KAMAKAMU – Menteri Hukum dan Hak Asasi Manusia (Menkumham) Supratman Andi Agtas memastikan bahwa buronan Komisi Pemberantasan Korupsi (KPK), Paulus Tannos alias Tjhin Thian Po, masih berkewarganegaraan Indonesia.
Meskipun memiliki paspor dari negara lain, statusnya sebagai warga negara Indonesia tetap berlaku karena Indonesia menerapkan prinsip kewarganegaraan tunggal.

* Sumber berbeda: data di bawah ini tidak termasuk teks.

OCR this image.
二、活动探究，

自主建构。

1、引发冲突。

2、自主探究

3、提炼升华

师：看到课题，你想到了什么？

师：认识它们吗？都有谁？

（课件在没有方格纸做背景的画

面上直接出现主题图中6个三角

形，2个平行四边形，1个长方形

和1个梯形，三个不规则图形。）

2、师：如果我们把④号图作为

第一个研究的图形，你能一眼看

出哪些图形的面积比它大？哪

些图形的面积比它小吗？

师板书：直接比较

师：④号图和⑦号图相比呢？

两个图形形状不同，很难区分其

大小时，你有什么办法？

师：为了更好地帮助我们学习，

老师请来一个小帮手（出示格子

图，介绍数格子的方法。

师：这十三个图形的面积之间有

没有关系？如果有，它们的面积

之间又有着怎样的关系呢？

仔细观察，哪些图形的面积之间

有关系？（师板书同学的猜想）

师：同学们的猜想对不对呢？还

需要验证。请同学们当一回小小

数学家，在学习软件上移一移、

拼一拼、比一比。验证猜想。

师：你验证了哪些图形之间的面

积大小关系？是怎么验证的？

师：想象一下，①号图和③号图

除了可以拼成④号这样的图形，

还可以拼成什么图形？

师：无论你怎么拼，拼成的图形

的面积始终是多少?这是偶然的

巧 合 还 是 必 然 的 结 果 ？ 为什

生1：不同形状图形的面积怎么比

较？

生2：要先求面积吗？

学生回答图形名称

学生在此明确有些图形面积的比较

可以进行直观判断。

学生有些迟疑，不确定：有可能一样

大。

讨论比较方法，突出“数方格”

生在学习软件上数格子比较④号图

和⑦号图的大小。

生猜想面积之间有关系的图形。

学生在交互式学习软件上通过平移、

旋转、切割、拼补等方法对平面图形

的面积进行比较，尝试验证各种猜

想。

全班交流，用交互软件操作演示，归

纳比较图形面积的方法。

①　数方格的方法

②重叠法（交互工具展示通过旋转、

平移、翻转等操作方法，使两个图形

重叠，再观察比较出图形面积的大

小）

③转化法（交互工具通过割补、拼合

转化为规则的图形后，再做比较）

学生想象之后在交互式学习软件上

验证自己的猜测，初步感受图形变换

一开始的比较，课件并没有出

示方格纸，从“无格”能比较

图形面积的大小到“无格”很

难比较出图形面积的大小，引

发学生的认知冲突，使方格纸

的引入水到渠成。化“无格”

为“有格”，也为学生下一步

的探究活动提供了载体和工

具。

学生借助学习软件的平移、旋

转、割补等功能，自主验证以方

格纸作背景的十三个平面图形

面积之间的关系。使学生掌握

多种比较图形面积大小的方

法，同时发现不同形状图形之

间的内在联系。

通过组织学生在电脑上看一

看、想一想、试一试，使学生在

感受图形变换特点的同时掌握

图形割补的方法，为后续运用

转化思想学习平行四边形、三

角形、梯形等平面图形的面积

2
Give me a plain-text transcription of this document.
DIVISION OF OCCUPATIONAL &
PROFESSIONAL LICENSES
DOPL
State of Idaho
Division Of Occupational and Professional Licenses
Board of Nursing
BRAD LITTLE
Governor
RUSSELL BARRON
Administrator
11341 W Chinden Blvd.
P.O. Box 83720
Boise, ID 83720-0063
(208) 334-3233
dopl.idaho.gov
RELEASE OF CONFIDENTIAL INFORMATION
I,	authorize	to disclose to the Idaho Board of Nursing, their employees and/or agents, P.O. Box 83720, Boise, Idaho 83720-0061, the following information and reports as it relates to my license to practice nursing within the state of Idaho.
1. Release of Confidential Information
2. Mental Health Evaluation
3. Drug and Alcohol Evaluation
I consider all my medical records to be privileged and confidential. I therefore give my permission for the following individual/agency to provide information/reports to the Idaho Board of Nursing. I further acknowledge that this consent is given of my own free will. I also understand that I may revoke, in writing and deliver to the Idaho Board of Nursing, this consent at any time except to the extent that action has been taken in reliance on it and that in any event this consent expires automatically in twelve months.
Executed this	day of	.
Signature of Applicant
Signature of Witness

5 Ide Investasi untuk Passive Income Rp5 Juta Per Bulan di 2025
“Indonesia punya Undang-undang tentang kewarganegaraan. Prinsipnya Indonesia menganut kewarganegaraan tunggal. Yang bersangkutan saat ini memiliki paspor negara sahabat, namun untuk melepas kewarganegaraan Indonesia tidak berlaku otomatis,” ujar Supratman dalam konferensi pers di kantor Kemenkumham, Rabu 29 Januari 2025
Supratman menjelaskan bahwa Paulus Tannos sudah dua kali mengajukan permohonan untuk melepas status kewarganegaraan Indonesia.
Namun, hingga kini prosesnya belum selesai karena masih ada dokumen yang belum dilengkapi. Dengan demikian, status hukum Paulus Tannos tetap sebagai warga negara Indonesia.

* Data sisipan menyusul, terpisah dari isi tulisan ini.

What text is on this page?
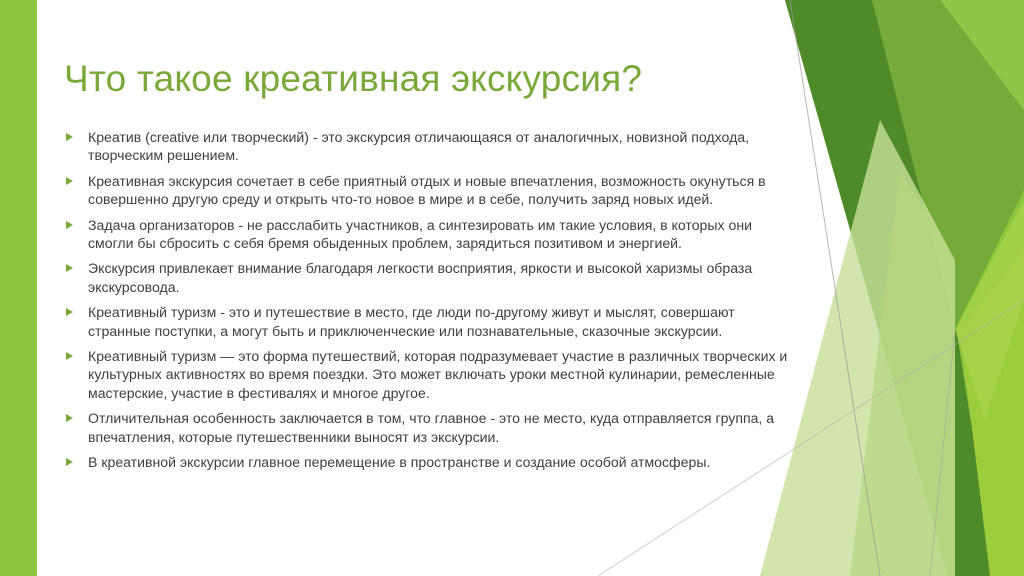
Что такое креативная экскурсия?
Креатив (creative или творческий) - это экскурсия отличающаяся от аналогичных, новизной подхода, творческим решением.
Креативная экскурсия сочетает в себе приятный отдых и новые впечатления, возможность окунуться в совершенно другую среду и открыть что-то новое в мире и в себе, получить заряд новых идей.
Задача организаторов - не расслабить участников, а синтезировать им такие условия, в которых они смогли бы сбросить с себя бремя обыденных проблем, зарядиться позитивом и энергией.
Экскурсия привлекает внимание благодаря легкости восприятия, яркости и высокой харизмы образа экскурсовода.
Креативный туризм - это и путешествие в место, где люди по-другому живут и мыслят, совершают странные поступки, а могут быть и приключенческие или познавательные, сказочные экскурсии.
Креативный туризм — это форма путешествий, которая подразумевает участие в различных творческих и культурных активностях во время поездки. Это может включать уроки местной кулинарии, ремесленные мастерские, участие в фестивалях и многое другое.
Отличительная особенность заключается в том, что главное - это не место, куда отправляется группа, а впечатления, которые путешественники выносят из экскурсии.
В креативной экскурсии главное перемещение в пространстве и создание особой атмосферы.
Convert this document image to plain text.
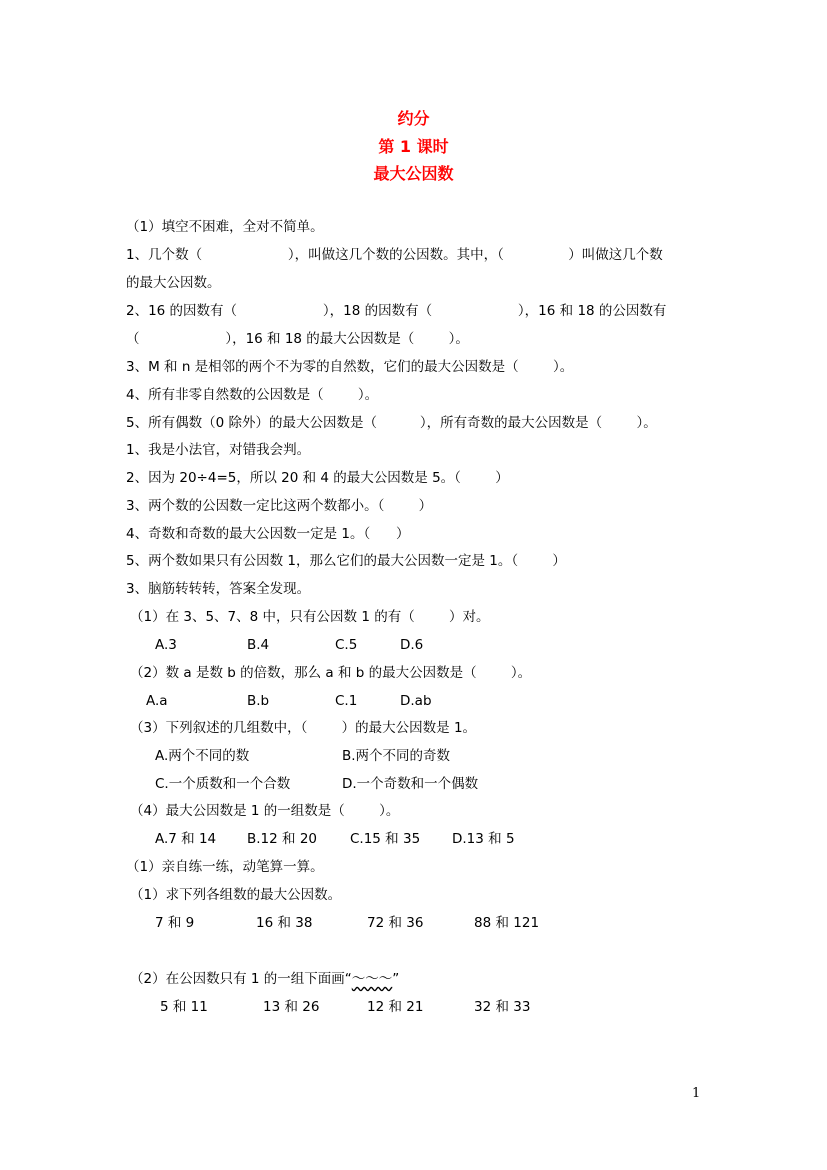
约分
第 1 课时
最大公因数
（1）填空不困难，全对不简单。
1、几个数（                    ），叫做这几个数的公因数。其中，（               ）叫做这几个数
的最大公因数。
2、16 的因数有（                    ），18 的因数有（                    ），16 和 18 的公因数有
（                    ），16 和 18 的最大公因数是（        ）。
3、M 和 n 是相邻的两个不为零的自然数，它们的最大公因数是（        ）。
4、所有非零自然数的公因数是（        ）。
5、所有偶数（0 除外）的最大公因数是（          ），所有奇数的最大公因数是（        ）。
1、我是小法官，对错我会判。
2、因为 20÷4=5，所以 20 和 4 的最大公因数是 5。（        ）
3、两个数的公因数一定比这两个数都小。（        ）
4、奇数和奇数的最大公因数一定是 1。（      ）
5、两个数如果只有公因数 1，那么它们的最大公因数一定是 1。（        ）
3、脑筋转转转，答案全发现。
（1）在 3、5、7、8 中，只有公因数 1 的有（        ）对。
A.3	B.4	C.5	D.6
（2）数 a 是数 b 的倍数，那么 a 和 b 的最大公因数是（        ）。
A.a	B.b	C.1	D.ab
（3）下列叙述的几组数中，（        ）的最大公因数是 1。
A.两个不同的数	B.两个不同的奇数
C.一个质数和一个合数	D.一个奇数和一个偶数
（4）最大公因数是 1 的一组数是（        ）。
A.7 和 14 B.12 和 20 C.15 和 35 D.13 和 5
（1）亲自练一练，动笔算一算。
（1）求下列各组数的最大公因数。
7 和 9	16 和 38	72 和 36	88 和 121
（2）在公因数只有 1 的一组下面画“～～～”
5 和 11	13 和 26	12 和 21	32 和 33
1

“Status kewarganegaraan atas nama Tjhin Thian Po alias Paulus Tannos masih berstatus sebagai warga negara Indonesia. Sampai dengan 2018 yang bersangkutan itu paspornya masih atas nama Tjhin Thian Po dan dua kali melakukan perubahan,” jelasnya.
Pemerintah terus berkoordinasi dengan berbagai pihak, termasuk KPK, Kepolisian RI, Kejaksaan Agung, serta Kementerian Luar Negeri guna mempercepat proses ekstradisi terhadap Paulus Tannos.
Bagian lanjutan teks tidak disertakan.